Nel loro insieme, questi fattori sociali ed economici hanno permesso al PERC di diventare, per prendere in prestito una frase, "
too big to fail" (troppo grande per fallire). Il lavaggio a secco è una rogna. I margini sono bassi e i negozi a conduzione familiare spesso riescono a malapena a far quadrare i conti. Per la maggior parte, sostituire le macchine a tetracloroetilene con quelle più nuove, che costano 80 mila euro, sarebbe difficile se non impossibile.
Per anni, esperti e attivisti hanno cercato un sostituto per il PERC, qualcosa di altrettanto efficace ma molto meno tossico. Ci sono alternative di lavaggio a secco sul mercato, ma ognuna ha problemi distinti. Alcune strategie hanno meno effetti negativi sulla salute umana, ma creano rifiuti tossici. Altre, come il Solvon K4, hanno invece significative lacune nella letteratura sugli effetti sulla salute. L'anidride carbonica liquida, pur essendo efficace nella rimozione delle macchie, è soggetta a perdite.
Una speranza sono le macchine intelligenti per la pulizia ad acqua, un sistema misto acqua-solventi, che possono ottimizzare i tempi di pulizia e asciugatura con precisione, assicurando che lana, seta e altri tessuti sensibili siano privi di macchie e danni. I sistemi a base d'acqua consentono inoltre agli operatori di utilizzare detergenti e solventi più sicuri, derivati da batteri o funghi anziché da PERC.

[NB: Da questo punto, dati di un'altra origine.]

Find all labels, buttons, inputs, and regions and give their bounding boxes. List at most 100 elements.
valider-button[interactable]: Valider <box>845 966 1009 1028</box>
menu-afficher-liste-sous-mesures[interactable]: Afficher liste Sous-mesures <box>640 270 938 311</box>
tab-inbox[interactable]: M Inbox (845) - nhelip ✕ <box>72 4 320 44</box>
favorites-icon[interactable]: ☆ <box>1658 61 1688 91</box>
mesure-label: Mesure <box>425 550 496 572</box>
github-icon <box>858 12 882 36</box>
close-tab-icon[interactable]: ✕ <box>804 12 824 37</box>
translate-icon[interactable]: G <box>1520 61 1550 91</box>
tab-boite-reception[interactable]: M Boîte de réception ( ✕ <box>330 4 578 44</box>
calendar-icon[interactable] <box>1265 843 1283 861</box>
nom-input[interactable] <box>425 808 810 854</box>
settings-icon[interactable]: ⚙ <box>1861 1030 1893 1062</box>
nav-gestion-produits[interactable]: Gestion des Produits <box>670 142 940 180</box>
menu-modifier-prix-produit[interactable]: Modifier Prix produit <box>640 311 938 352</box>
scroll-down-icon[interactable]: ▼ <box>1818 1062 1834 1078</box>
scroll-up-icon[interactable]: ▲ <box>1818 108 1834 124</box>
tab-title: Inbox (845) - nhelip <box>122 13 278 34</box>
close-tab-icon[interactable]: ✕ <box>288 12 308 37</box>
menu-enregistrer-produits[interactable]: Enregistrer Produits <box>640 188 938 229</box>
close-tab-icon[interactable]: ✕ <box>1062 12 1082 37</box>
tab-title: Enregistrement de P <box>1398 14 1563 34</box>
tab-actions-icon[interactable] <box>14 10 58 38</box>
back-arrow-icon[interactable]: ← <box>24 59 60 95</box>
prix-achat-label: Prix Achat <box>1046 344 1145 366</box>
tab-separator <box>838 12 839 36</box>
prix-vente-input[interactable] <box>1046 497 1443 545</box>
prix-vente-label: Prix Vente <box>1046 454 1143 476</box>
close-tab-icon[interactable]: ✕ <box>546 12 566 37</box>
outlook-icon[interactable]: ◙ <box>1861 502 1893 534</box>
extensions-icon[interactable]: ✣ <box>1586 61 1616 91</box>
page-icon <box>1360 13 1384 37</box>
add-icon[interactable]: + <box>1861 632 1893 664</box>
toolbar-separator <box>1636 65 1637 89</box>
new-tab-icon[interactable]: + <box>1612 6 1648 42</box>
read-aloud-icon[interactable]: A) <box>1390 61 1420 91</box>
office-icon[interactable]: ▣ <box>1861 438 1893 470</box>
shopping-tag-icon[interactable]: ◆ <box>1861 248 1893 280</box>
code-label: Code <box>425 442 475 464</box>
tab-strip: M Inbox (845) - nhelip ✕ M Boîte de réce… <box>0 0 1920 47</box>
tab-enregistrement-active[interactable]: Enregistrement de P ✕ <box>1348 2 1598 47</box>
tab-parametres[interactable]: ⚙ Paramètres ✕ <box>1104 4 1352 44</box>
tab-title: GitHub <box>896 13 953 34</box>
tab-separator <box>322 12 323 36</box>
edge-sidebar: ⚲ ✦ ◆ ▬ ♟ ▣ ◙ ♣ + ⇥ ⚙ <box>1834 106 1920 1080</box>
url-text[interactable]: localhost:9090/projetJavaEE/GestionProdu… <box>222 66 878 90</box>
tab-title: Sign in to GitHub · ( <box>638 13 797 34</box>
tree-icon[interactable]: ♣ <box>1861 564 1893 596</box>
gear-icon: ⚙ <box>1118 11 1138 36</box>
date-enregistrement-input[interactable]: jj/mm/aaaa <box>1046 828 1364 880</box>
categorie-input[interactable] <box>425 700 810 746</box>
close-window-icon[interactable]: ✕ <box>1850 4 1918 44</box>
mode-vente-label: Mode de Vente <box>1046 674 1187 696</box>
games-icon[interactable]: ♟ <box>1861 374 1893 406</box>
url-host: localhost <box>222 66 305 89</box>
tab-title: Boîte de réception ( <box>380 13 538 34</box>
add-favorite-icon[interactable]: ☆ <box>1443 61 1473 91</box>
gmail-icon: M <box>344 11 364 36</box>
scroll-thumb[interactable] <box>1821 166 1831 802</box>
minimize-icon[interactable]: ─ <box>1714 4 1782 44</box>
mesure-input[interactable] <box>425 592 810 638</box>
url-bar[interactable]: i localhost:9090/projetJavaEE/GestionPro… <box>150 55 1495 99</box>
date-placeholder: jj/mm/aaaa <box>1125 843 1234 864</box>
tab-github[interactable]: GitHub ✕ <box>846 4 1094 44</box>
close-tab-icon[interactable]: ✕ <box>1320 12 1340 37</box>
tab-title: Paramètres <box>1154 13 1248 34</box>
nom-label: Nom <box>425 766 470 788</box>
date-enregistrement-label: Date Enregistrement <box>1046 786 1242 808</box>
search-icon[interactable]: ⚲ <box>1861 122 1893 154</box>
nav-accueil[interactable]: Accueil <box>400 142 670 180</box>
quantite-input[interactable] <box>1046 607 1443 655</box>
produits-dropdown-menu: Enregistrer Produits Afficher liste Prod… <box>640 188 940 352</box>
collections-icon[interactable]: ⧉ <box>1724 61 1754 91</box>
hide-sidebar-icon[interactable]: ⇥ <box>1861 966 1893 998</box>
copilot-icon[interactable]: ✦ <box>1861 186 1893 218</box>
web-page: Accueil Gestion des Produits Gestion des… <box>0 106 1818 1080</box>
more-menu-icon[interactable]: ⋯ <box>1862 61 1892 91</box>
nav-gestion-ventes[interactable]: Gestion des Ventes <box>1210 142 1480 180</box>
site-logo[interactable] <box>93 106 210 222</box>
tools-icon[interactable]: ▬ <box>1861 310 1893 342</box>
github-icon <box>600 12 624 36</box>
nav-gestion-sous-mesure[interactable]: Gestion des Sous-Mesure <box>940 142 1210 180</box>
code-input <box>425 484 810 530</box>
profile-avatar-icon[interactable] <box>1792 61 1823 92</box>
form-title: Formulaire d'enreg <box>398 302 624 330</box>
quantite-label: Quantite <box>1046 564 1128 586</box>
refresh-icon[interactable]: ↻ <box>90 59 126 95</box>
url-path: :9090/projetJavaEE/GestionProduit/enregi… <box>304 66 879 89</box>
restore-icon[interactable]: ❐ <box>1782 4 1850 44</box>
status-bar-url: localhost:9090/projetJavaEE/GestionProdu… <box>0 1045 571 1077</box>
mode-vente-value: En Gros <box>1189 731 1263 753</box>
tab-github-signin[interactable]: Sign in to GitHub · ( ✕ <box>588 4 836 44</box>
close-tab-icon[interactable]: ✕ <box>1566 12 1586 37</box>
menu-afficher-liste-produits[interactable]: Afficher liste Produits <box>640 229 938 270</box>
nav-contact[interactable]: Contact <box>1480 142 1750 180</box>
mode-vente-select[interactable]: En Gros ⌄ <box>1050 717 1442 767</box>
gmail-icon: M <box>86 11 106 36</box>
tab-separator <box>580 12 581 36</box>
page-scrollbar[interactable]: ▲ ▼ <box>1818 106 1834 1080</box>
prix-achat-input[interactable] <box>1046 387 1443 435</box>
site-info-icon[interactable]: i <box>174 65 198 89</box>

Il problema è che questi sistemi, a oggi, sono molto costosi. Bilanciare le esigenze degli imprenditori locali con le preoccupazioni relative alla qualità del suolo, dell'acqua e dell'aria non è un compito facile. Ma occorre perseverare, anche perché, quando si parla di esposizioni al tetracloroetilene, il danno ci mette presumibilmente decenni a fare effetto.